If John McCain somehow defies the current odds and defeats Barack Obama in November, analysts might look at a particular moment as the turning point. At no time and in no appearance has Obama revealed his worldview more vividly than in his appearance and speech before a reported 200,000 or more during his stop in Berlin on his recent grand tour of the Middle East and Europe. I was so struck by a couple of the bites on TV that I printed and read the full text of the speech, and it was most revealing, not so much for any policy pronouncements, of which there were none of any significance, but rather because of what it revealed about the man and his disingenuous and dangerous message.

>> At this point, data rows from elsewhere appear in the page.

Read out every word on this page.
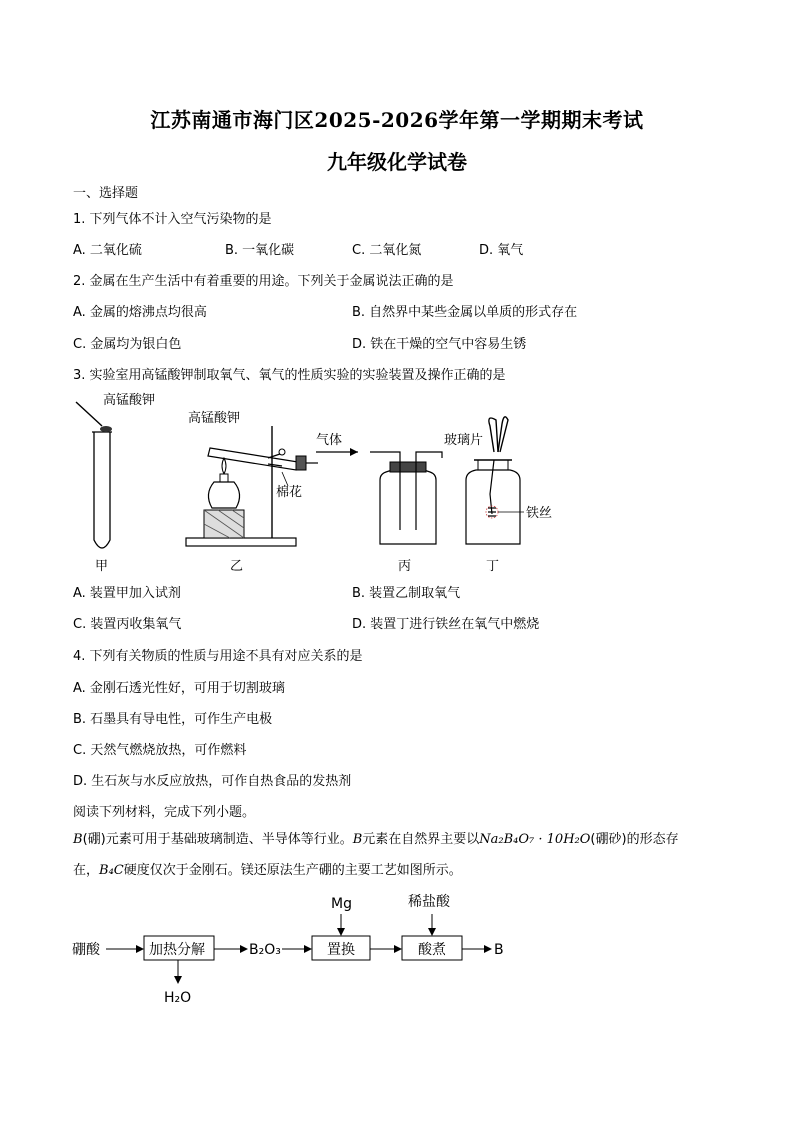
江苏南通市海门区2025-2026学年第一学期期末考试
九年级化学试卷
一、选择题
1. 下列气体不计入空气污染物的是
A. 二氧化硫	B. 一氧化碳	C. 二氧化氮	D. 氧气
2. 金属在生产生活中有着重要的用途。下列关于金属说法正确的是
A. 金属的熔沸点均很高	B. 自然界中某些金属以单质的形式存在
C. 金属均为银白色	D. 铁在干燥的空气中容易生锈
3. 实验室用高锰酸钾制取氧气、氧气的性质实验的实验装置及操作正确的是
高锰酸钾
甲
高锰酸钾
棉花
乙
气体
丙
玻璃片
铁丝
丁
A. 装置甲加入试剂	B. 装置乙制取氧气
C. 装置丙收集氧气	D. 装置丁进行铁丝在氧气中燃烧
4. 下列有关物质的性质与用途不具有对应关系的是
A. 金刚石透光性好，可用于切割玻璃
B. 石墨具有导电性，可作生产电极
C. 天然气燃烧放热，可作燃料
D. 生石灰与水反应放热，可作自热食品的发热剂
阅读下列材料，完成下列小题。
B(硼)元素可用于基础玻璃制造、半导体等行业。B元素在自然界主要以Na₂B₄O₇ · 10H₂O(硼砂)的形态存
在，B₄C硬度仅次于金刚石。镁还原法生产硼的主要工艺如图所示。
硼酸	加热分解	B₂O₃	置换
Mg
酸煮
稀盐酸
B
H₂O
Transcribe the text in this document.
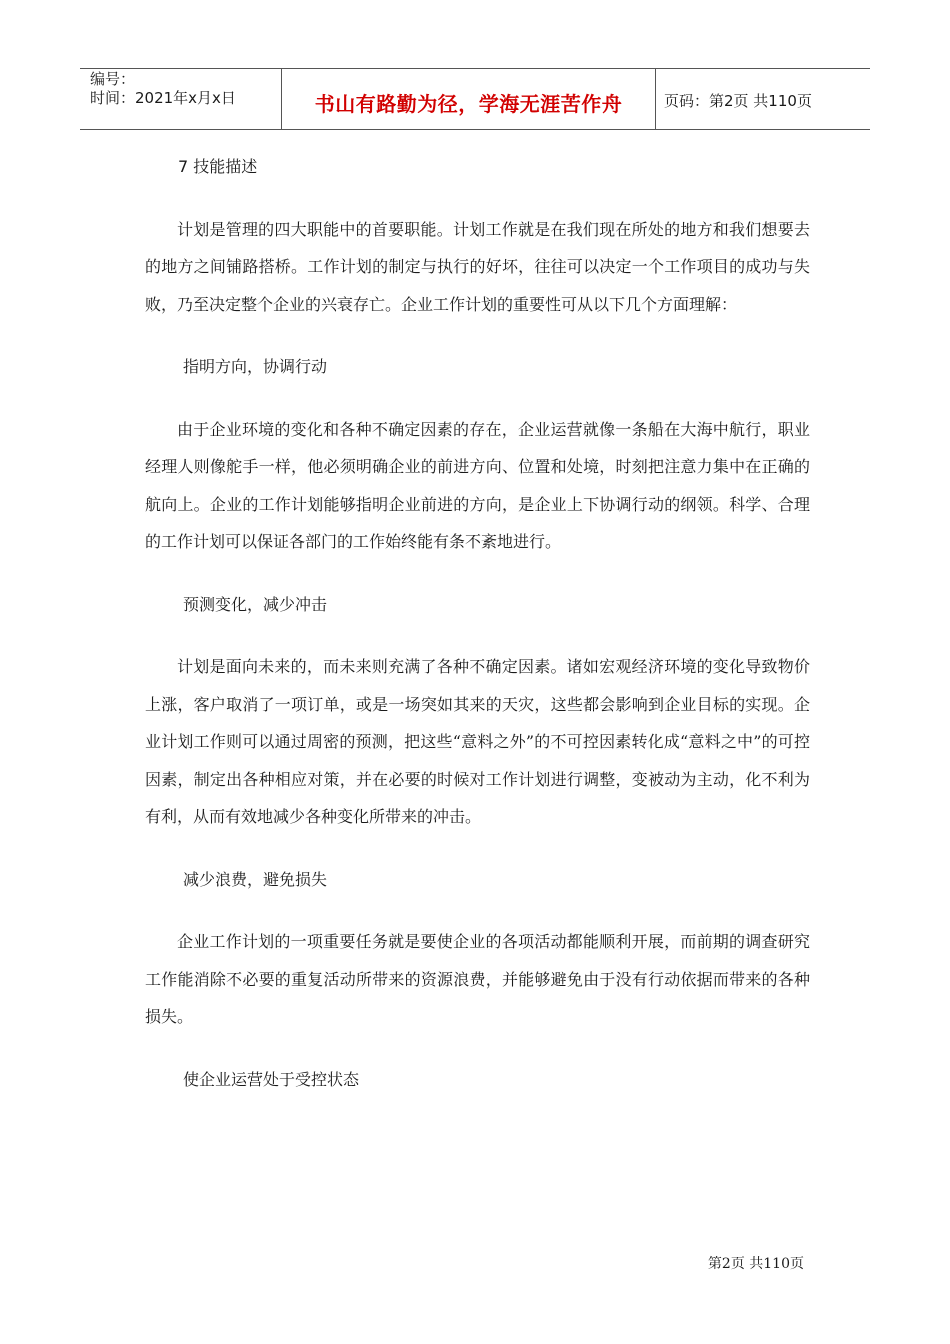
编号：
时间：2021年x月x日	书山有路勤为径，学海无涯苦作舟	页码：第2页 共110页

7 技能描述

计划是管理的四大职能中的首要职能。计划工作就是在我们现在所处的地方和我们想要去的地方之间铺路搭桥。工作计划的制定与执行的好坏，往往可以决定一个工作项目的成功与失败，乃至决定整个企业的兴衰存亡。企业工作计划的重要性可从以下几个方面理解：

指明方向，协调行动

由于企业环境的变化和各种不确定因素的存在，企业运营就像一条船在大海中航行，职业经理人则像舵手一样，他必须明确企业的前进方向、位置和处境，时刻把注意力集中在正确的航向上。企业的工作计划能够指明企业前进的方向，是企业上下协调行动的纲领。科学、合理的工作计划可以保证各部门的工作始终能有条不紊地进行。

预测变化，减少冲击

计划是面向未来的，而未来则充满了各种不确定因素。诸如宏观经济环境的变化导致物价上涨，客户取消了一项订单，或是一场突如其来的天灾，这些都会影响到企业目标的实现。企业计划工作则可以通过周密的预测，把这些“意料之外”的不可控因素转化成“意料之中”的可控因素，制定出各种相应对策，并在必要的时候对工作计划进行调整，变被动为主动，化不利为有利，从而有效地减少各种变化所带来的冲击。

减少浪费，避免损失

企业工作计划的一项重要任务就是要使企业的各项活动都能顺利开展，而前期的调查研究工作能消除不必要的重复活动所带来的资源浪费，并能够避免由于没有行动依据而带来的各种损失。

使企业运营处于受控状态

第2页 共110页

This speech could have been the transnational progressive manifesto, because it reflected the worldview, not simply of a liberal internationalist of which there are many in America across the political spectrum, of one who has no concept of how American power and purpose has shaped and led the free world we have known since 1945 and no appreciation of how American led power and politics will be necessary to insure free world leadership in this century. From there, it goes without saying that he has no appreciation for the concept of American exceptionalism, which has informed and provided moral context for our foreign policy for over two centuries. In short, there was in evidence no appreciation of the realities that make his “can’t we all just come together and get along” appeal a trip through fantasy land. (David Brooks called it a “Disney” moment.)
Does he really believe in “global citizenship” as an objective reality? Does he think that the Berlin wall came down because “there is no challenge too great for a world that stands as one”? Does he really think that the success of the Berlin airlift of 1948-49 to which he referred was a testament to anything other than the stubbornness of an American President, a Democrat no less, along with this country’s prowess and perseverance? And does he truly believe that “this moment”, to which he refers on almost every campaign stop as a metaphor for his election as President, is the equivalent of a Godsend for the people of the world he addressed from Berlin? If so, such naivete, such arrogance, such presumption and demagoguery, is fraudulent to his base of supporters and even worse than that, it may succeed.